Today
was basically a field days for spokespersons. They tried to cover as much
length and breadth of this country as possible and they tried to speak as
louder as they could so as to become audible (and visible) to media and social
media eyes and ears and so on. What was put in action some days ago saw its top
pitch today and will have its various notes in the days to come.
The
biggest of them (in stature), held big sized rallies like the one held by
Narendra Modi in Saharanpur.
Then
there were extensions - from the ruling party - and from the opposition -
selling and counter-selling achievements and allegations.
And
then there were propped up or spontaneous splinter entities - on airwaves -
blessing or bashing the two years of the Narendra Modi government.
Now,
statistics tells what you want it to tell.
So,
Narendra Modi, his spokespersons, other leaders of his party and his supporters
have plenty to tell - from social empowerment - to introducing structural
changes in infrastructure - to industrial turnaround - to internal and external
security - to foreign policy.
Likewise,
Narendra Modi and BJP's political rivals, including Modi's detractors, have as
much in their kitty as they want to scatter - and they want to scatter it all.
So,
if NDA and BJP's ministers, MPs and other leaders are busy holding meetings and
rallies in different parts of countries, hard-selling their claimed achievements
in these two years - the two years, that according to them, have changed India
- political rivals and opposition, including Congress, Left Front, JDU, AAP and
others are busy hard-selling their counterpoints - presenting point by point
rebuttal of government's claims.
But
the fact is - statistics doesn't really tell the stories that pull votes in
times of elections - if figures are without facts - or even if figures are with
flimsy facts.
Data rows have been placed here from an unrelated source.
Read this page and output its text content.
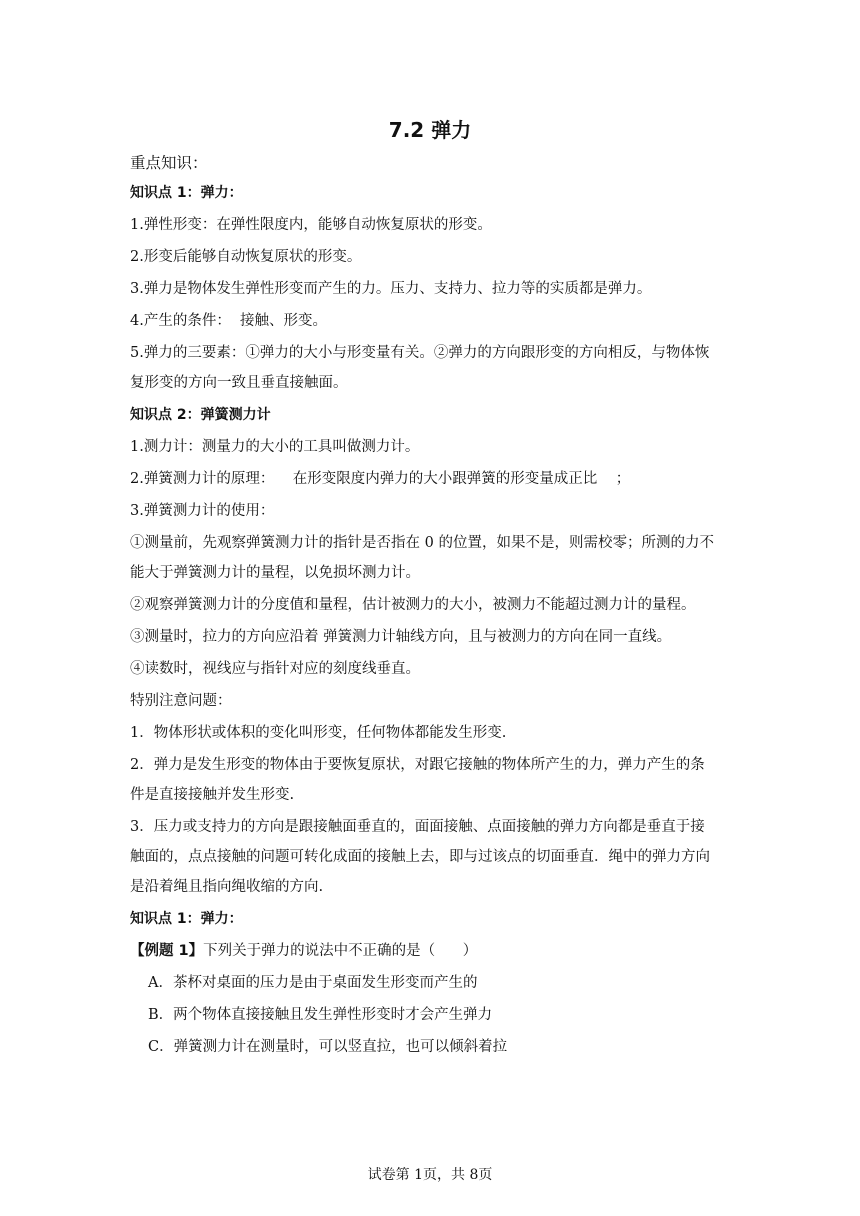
7.2 弹力
重点知识：
知识点 1：弹力：
1.弹性形变：在弹性限度内，能够自动恢复原状的形变。
2.形变后能够自动恢复原状的形变。
3.弹力是物体发生弹性形变而产生的力。压力、支持力、拉力等的实质都是弹力。
4.产生的条件：  接触、形变。
5.弹力的三要素：①弹力的大小与形变量有关。②弹力的方向跟形变的方向相反，与物体恢
复形变的方向一致且垂直接触面。
知识点 2：弹簧测力计
1.测力计：测量力的大小的工具叫做测力计。
2.弹簧测力计的原理：    在形变限度内弹力的大小跟弹簧的形变量成正比    ；
3.弹簧测力计的使用：
①测量前，先观察弹簧测力计的指针是否指在 0 的位置，如果不是，则需校零；所测的力不
能大于弹簧测力计的量程，以免损坏测力计。
②观察弹簧测力计的分度值和量程，估计被测力的大小，被测力不能超过测力计的量程。
③测量时，拉力的方向应沿着 弹簧测力计轴线方向，且与被测力的方向在同一直线。
④读数时，视线应与指针对应的刻度线垂直。
特别注意问题：
1．物体形状或体积的变化叫形变，任何物体都能发生形变.
2．弹力是发生形变的物体由于要恢复原状，对跟它接触的物体所产生的力，弹力产生的条
件是直接接触并发生形变.
3．压力或支持力的方向是跟接触面垂直的，面面接触、点面接触的弹力方向都是垂直于接
触面的，点点接触的问题可转化成面的接触上去，即与过该点的切面垂直．绳中的弹力方向
是沿着绳且指向绳收缩的方向.
知识点 1：弹力：
【例题 1】下列关于弹力的说法中不正确的是（      ）
A．茶杯对桌面的压力是由于桌面发生形变而产生的
B．两个物体直接接触且发生弹性形变时才会产生弹力
C．弹簧测力计在测量时，可以竖直拉，也可以倾斜着拉
试卷第 1页，共 8页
We all saw how NDA's 'India Shining' campaign crumbled in 2004. We
saw how miserably the Manmohan Singh led UPA government failed in convincing
people in 2014 Lok Sabha polls that it indeed had delivered on governance.
Like
Modi has directed his ministers and party members to take their achievements to
people, Manmohan Singh, Sonia Gandhi and Rahul Gandhi, too, had tried. The
difference is - Modi is on the job right from the first year of his government
while Manmohan Singh's government tried it as a desperate campaign measure in
the face of a sky-high anti-incumbency after nine years in the office.
Obviously,
those statistical tales didn't help Manmohan Singh and Congress then and the
party was reduced to its lowest tally of 44 in the Lok Sabha. Narendra Modi
must be having that in mind.
The
biggest currency that Narendra Modi has, after two years in government, is - he
still has no competition at his level. He is still the most popular politician,
one of the most popular prime ministers and the gap between him and others who
could pose as his rival to the prime minister's office in 2019 is comfortably
wide. In fact, he is sitting at the top pretty comfortably.
After
two years of Narendra Modi in 7RCR, the official residence of India's prime
minister, India, still, has no political alternative to him.
But
then, three years is a long time in India's political landscape. Anything can
happen. Let's see which way the political tide turns (and soars) starting with the
Uttar Pradesh assembly elections early next year.